Schools and colleges will be sent additional assessment materials by March 31 for all GCSEs, AS and A-levels except for art and design.

The questions don’t have to be sat under exam conditions and activities can be done remotely, for instance if a child is self-isolating.

Schools and colleges will also receive “additional support materials” by April 12, which may include past examiners’ reports and marked examples of work from past papers.

The JCQ guidance states that, if schools and colleges believe an outcome doesn’t reflect a student’s usual level of performance – for example because of the conditions the student completed the work in – it doesn’t have to be included in their range of evidence.

“Other evidence could be used, or the student could be given another opportunity to complete a different piece of work,” JCQ said.


7. Same activities should be sat on the same day

Because the materials are also being published online on April 19, they do not need to be kept securely like exam papers.

But JCQ said the extent to which students should know what activity they will complete in advance “should be considered”.

“Additionally, if it is decided that all students in a cohort sit the same activity under test conditions, this should happen on the same day to maximise fairness for all students in a centre.”

Because the materials are groups of questions and may vary in breadth and demand, there will be no grade boundaries available and “no requirement for the mark from an assessment to be converted into a grade”.

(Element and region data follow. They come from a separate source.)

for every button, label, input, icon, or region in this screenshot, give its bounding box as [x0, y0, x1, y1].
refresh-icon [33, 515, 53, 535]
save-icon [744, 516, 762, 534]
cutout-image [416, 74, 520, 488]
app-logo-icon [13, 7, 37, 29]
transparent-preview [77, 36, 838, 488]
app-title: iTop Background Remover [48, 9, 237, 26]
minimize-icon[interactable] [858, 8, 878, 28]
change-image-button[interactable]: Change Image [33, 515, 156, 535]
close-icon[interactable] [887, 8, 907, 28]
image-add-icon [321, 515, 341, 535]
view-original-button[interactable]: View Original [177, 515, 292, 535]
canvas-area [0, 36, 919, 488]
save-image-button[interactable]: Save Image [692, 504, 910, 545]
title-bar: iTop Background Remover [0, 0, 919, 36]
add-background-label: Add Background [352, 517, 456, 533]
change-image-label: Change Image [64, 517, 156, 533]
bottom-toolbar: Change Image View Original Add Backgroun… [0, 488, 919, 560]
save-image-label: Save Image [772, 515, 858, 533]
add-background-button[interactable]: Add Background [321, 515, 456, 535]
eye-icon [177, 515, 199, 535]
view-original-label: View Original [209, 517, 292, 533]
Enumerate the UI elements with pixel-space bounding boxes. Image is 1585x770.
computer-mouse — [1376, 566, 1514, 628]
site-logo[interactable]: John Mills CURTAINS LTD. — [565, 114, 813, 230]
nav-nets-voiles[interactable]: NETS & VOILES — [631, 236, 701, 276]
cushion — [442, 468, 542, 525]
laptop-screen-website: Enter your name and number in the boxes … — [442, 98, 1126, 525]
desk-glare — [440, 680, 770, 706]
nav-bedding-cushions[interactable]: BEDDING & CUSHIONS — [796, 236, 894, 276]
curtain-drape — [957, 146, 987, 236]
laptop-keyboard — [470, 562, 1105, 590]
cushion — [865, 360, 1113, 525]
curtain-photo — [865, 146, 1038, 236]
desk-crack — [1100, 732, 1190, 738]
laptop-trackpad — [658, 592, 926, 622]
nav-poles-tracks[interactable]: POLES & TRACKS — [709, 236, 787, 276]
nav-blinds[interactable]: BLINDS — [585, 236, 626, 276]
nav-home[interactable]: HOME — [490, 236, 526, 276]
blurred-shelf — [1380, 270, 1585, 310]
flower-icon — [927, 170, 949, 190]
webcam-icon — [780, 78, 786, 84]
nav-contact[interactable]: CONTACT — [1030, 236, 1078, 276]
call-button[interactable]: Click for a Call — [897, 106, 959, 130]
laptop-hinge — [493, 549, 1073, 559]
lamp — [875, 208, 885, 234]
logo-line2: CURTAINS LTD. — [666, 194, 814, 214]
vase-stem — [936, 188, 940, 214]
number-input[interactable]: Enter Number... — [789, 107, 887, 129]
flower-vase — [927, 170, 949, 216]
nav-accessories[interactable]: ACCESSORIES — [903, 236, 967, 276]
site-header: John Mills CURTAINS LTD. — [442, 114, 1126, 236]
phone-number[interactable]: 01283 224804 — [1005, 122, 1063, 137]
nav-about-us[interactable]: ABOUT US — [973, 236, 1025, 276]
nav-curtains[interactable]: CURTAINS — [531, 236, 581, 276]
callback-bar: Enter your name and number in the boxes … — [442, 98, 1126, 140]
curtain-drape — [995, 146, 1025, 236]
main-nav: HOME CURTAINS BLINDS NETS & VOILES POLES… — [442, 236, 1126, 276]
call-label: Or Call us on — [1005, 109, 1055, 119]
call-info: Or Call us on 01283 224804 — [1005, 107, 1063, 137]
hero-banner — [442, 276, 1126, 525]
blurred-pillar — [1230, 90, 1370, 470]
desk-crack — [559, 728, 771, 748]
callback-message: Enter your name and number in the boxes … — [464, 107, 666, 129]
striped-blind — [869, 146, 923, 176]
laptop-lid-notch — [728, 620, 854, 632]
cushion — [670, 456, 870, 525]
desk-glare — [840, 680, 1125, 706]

Instead, the mark should be “considered alongside other pieces of evidence”.


8. Deliberate disclosure of mark schemes ‘is malpractice’

Exam boards will investigate “credible” allegations of malpractice or issues reported from the monitoring processes that “raise concerns about a failure to follow the published requirements for determining grades”.

They list examples including where grades created for students who have not been taught sufficient content to provide the basis for the grade.

Another example is if a teacher deliberately provides inappropriate levels of support before or during an assessment, “including deliberate disclosure of mark schemes and assessment materials to support an inflated grade”.